Erste Erfolge in Laubach

Laubachs Stadträtin Hanak berichtete von ersten positiven Folgen des Polizeidienstes. Im Gebiet um den Marktplatz sowie im Schlosspark habe er bereits geholfen. Schöffmann verwies auf Großveranstaltungen, bei denen sich die Polizeidienste aus beiden Städten gegenseitig unterstützt hätten.

Während der freiwillige Polizeidienst selbst mittlerweile von vielen Seiten gelobt wird, gibt es um den Begriff »freiwillig« weiterhin eine Diskussion.

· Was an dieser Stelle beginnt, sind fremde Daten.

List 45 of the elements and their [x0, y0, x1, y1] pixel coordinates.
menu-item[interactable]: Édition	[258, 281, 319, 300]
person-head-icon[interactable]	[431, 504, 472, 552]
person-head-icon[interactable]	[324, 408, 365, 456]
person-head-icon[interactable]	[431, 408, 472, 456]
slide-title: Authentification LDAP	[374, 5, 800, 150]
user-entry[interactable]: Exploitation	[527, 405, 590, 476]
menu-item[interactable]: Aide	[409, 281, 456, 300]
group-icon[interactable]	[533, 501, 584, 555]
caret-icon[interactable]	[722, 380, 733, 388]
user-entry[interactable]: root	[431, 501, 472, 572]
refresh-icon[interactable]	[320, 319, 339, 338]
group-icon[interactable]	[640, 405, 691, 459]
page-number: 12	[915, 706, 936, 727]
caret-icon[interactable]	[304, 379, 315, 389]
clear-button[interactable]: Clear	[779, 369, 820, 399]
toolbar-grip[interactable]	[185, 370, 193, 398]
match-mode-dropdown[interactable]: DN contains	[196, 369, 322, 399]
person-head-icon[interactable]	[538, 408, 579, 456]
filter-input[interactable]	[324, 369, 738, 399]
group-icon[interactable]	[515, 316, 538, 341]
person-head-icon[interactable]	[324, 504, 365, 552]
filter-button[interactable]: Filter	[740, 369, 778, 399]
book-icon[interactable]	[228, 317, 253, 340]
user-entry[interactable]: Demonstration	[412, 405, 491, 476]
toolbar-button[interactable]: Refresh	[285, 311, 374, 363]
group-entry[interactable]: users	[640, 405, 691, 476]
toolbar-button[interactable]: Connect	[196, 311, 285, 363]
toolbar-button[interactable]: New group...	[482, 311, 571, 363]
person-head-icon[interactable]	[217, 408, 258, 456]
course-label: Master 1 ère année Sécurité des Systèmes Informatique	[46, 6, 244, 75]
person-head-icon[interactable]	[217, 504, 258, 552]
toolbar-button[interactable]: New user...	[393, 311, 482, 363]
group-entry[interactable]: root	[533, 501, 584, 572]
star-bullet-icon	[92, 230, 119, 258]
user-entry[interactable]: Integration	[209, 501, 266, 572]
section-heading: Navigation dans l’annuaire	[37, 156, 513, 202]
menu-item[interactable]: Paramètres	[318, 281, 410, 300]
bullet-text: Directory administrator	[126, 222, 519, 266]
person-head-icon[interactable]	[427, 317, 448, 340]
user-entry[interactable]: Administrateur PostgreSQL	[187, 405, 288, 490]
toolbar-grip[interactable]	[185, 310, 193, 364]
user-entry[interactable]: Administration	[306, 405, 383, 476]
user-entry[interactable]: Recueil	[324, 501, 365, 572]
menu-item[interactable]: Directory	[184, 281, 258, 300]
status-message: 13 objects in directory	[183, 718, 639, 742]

Denn im Gegensatz zu freiwilligen Feuerwehrleuten erhält der Polizeidienst eine Aufwandsentschädigung. »Vielleicht wäre ein anderer Begriff im Nachhinein betrachtet glücklicher gewesen«, sagte Schöffmann. »Man sollte es auch nicht mit den Feuerwehren vergleichen.« Kreuter verwies auf den Vereinssport: Hier würden ehrenamtliche Übungsleiter auch eine Aufwandsentschädigung erhalten.

Übrigens: Laubach und Pohlheim suchen noch Bürger, die sich im freiwilligen Polizeidienst engagieren wollen.

 

Keine No-Go-Areas in Pohlheim

Am Rande der Bescheidübergabe berichtete Bürgermeister Udo Schöffmann von einer ungewöhnlichen Interviewfrage, die ihm dieser Tage von Reportern des WDR gestellt wurde: In Pohlheim solle es Stadtviertel geben, in die sich kein Deutscher mehr trauen würde. »Wir haben hier keine schlimmen Stadtviertel, man kann hier überall abends um zehn Uhr normal herumlaufen«, sagte Schöffmann. Als ihm als Beispiel eine Gegend aufgeführt wurde, die nur »böses Viertel« genannt werde, fiel er aus allen Wolken: »Das ist ein alter Flurname.« Marc Göbel, Leiter der Polizeidirektion Gießen, bestätigte diese Aussage. In Pohlheim seien keine Kriminalitätsschwerpunkte bekannt.